741EBD73-B7B9-4527-9532-FE11BC038B66

Les films ou les séries sur le jazz sont assez rares pour qu’on les repère. Dans le passé récent, le film «Whiplash» avait retenu l’attention. Il contait l’enseignement féroce de la batterie par un prof à la flexibilité d’un rail de chemin de fer. L’excellence ne pouvait être que technique et cette dernière nécessitait tous les sacrifices. Une pédagogie d’un autre siècle. Son metteur en scène, Damien Chazelle, récidive aujourd’hui avec une série diffusée sur Netflix : The Eddy, nom d’un club de jazz et celui d’un thème.

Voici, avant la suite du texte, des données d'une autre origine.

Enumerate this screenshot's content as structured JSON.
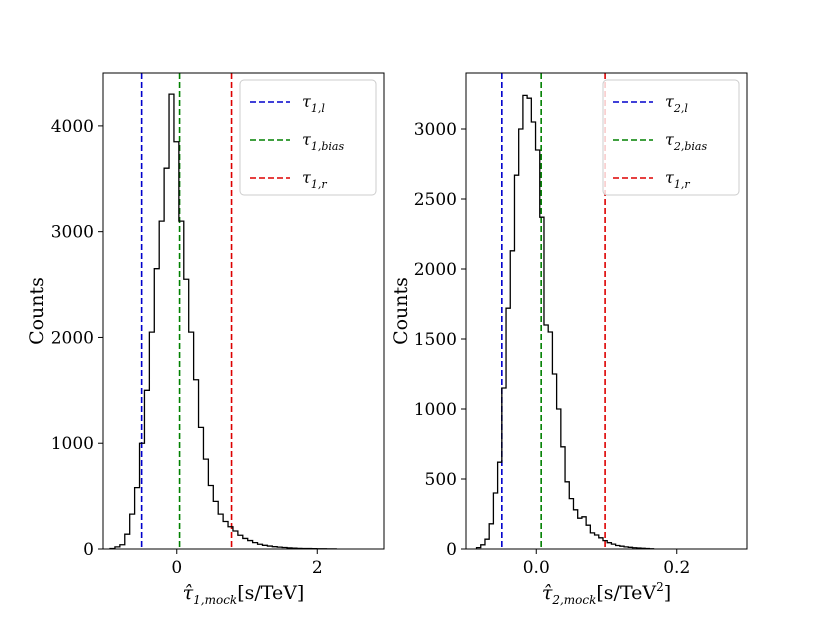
{
  "chart_data": [
    {
      "type": "histogram",
      "ylabel": "Counts",
      "xlabel": "τ̂1,mock[s/TeV]",
      "xlim": [
        -1.05,
        2.95
      ],
      "ylim": [
        0,
        4500
      ],
      "xticks": [
        0,
        2
      ],
      "yticks": [
        0,
        1000,
        2000,
        3000,
        4000
      ],
      "bins": {
        "start": -0.95,
        "width": 0.07,
        "counts": [
          5,
          20,
          40,
          140,
          330,
          580,
          1000,
          1500,
          2050,
          2650,
          3100,
          3600,
          4300,
          3850,
          3100,
          2550,
          2050,
          1600,
          1150,
          850,
          600,
          450,
          330,
          260,
          210,
          170,
          130,
          100,
          80,
          60,
          45,
          35,
          28,
          22,
          18,
          14,
          10,
          8,
          6,
          5,
          4,
          3,
          2,
          2,
          1,
          1
        ]
      },
      "vlines": [
        {
          "name": "τ1,l",
          "main": "τ",
          "sub": "1,l",
          "x": -0.5,
          "color": "#0000cc"
        },
        {
          "name": "τ1,bias",
          "main": "τ",
          "sub": "1,bias",
          "x": 0.04,
          "color": "#008000"
        },
        {
          "name": "τ1,r",
          "main": "τ",
          "sub": "1,r",
          "x": 0.78,
          "color": "#dd0000"
        }
      ],
      "legend_position": "top-right"
    },
    {
      "type": "histogram",
      "ylabel": "Counts",
      "xlabel": "τ̂2,mock[s/TeV²]",
      "xlim": [
        -0.1,
        0.3
      ],
      "ylim": [
        0,
        3400
      ],
      "xticks": [
        0.0,
        0.2
      ],
      "yticks": [
        0,
        500,
        1000,
        1500,
        2000,
        2500,
        3000
      ],
      "bins": {
        "start": -0.085,
        "width": 0.006,
        "counts": [
          10,
          30,
          70,
          180,
          400,
          620,
          1150,
          1720,
          2130,
          2670,
          3000,
          3240,
          3220,
          3050,
          2850,
          2370,
          1600,
          1550,
          1250,
          1000,
          730,
          480,
          360,
          280,
          220,
          230,
          170,
          115,
          100,
          80,
          60,
          45,
          35,
          25,
          20,
          15,
          12,
          9,
          7,
          5,
          3,
          2
        ]
      },
      "vlines": [
        {
          "name": "τ2,l",
          "main": "τ",
          "sub": "2,l",
          "x": -0.049,
          "color": "#0000cc"
        },
        {
          "name": "τ2,bias",
          "main": "τ",
          "sub": "2,bias",
          "x": 0.007,
          "color": "#008000"
        },
        {
          "name": "τ1,r",
          "main": "τ",
          "sub": "1,r",
          "x": 0.098,
          "color": "#dd0000"
        }
      ],
      "legend_position": "top-right"
    }
  ]
}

Ici, finie la trique et bonjour aux fantasmes divers accompagnant le jazz. La drogue ? Il y en a. Le sexe? Bien sûr aussi. De l’alcool ? Inévitable. Des blaireaux, des menteurs, des pleutres ? Des femmes plus diplomates, plus sensées que les hommes, fussent-ils les héros. Un criminel propre sur lui, finalement assez rationnel et amateur de jazz ? Trois fois oui. Une galerie de personnages sans réelles surprises. En bref, le jazz est ici associé au monde trouble des malfras. Mettez-y pour faire bon poids une jeune et belle adolescente torturée, qui préfère la coke à la canneberge, qui pointe les insuffisances des autres, qui balance des propos injurieux et qui réussi à créer des problèmes à ceux qu’elle aime, avec une bonne foi désarmante. 

Voilà pour l’histoire. 

Pour les valeurs, c’est la tolérance, la mixité raciale, religieuse, sexuelle. Une grand-mère musulmane qui a tout d’une mère juive.  Des américains, des serbes, des polonais, des maghrébins, des latinos, des africains qui débordent d’affection réciproque, qui s’engueulent et s’expriment indifféremment en anglais et en français. 

Et la musique ? Un cliché, un raté ... mais le plaisir n’est pas absent. 

Le cliché, c’est qu’il n’est de Jazz que chanté, plus précisément qu’avec chanteuse. C’est réducteur. Heureusement les paroles véhiculent souvent de belles images, des sentiments troubles, riches. 

Quant à l’esthétique, il ne saurait être question d’improvisation non idiomatique. C’est un spectacle grand public, et donc (?) c’est du post bop mâtinée de romantisme, du sans danger. Pas de dérapages savoureux ? d’écorchures des sons ? de grognements et autres « bruits »? Oui, il y en a aussi. Mais c’est là qu’il y a un raté : la prise de son. N’importe quel Jazz un peu authentique joué à quelques mètres fait vibrer la peau, les sens. La magie des cuivres, des percussions, du métal, des cordes suffit. Mais ce qui cloche ici c’est que le son est confus, comme brouillé, que le piqué est absent. Alors on passe. 

À moins qu’on soit en mesure d’imaginer ces sons volés et de recréer la fête dans sa tête. Et là, c’est plutôt un bon moment à passer, d’autant qu’il y a des invités surprenants (Tchéki Karyo, Benjamin Biolay) et même un candidat batteur qui se fait recaler, Edward Perraud en personne ! Denzel Washington ? Oui, son sourire éclatant est là, mais sur le visage du héros, Elliot Udo. Son charisme aussi ? Le budget de la série ne le permet pas.

So what ! dirait Miles. 

Ben faut pas hésiter à voir, d’autant que certaines invraisemblances sont savoureuses. Après ça, passez vous un Monk.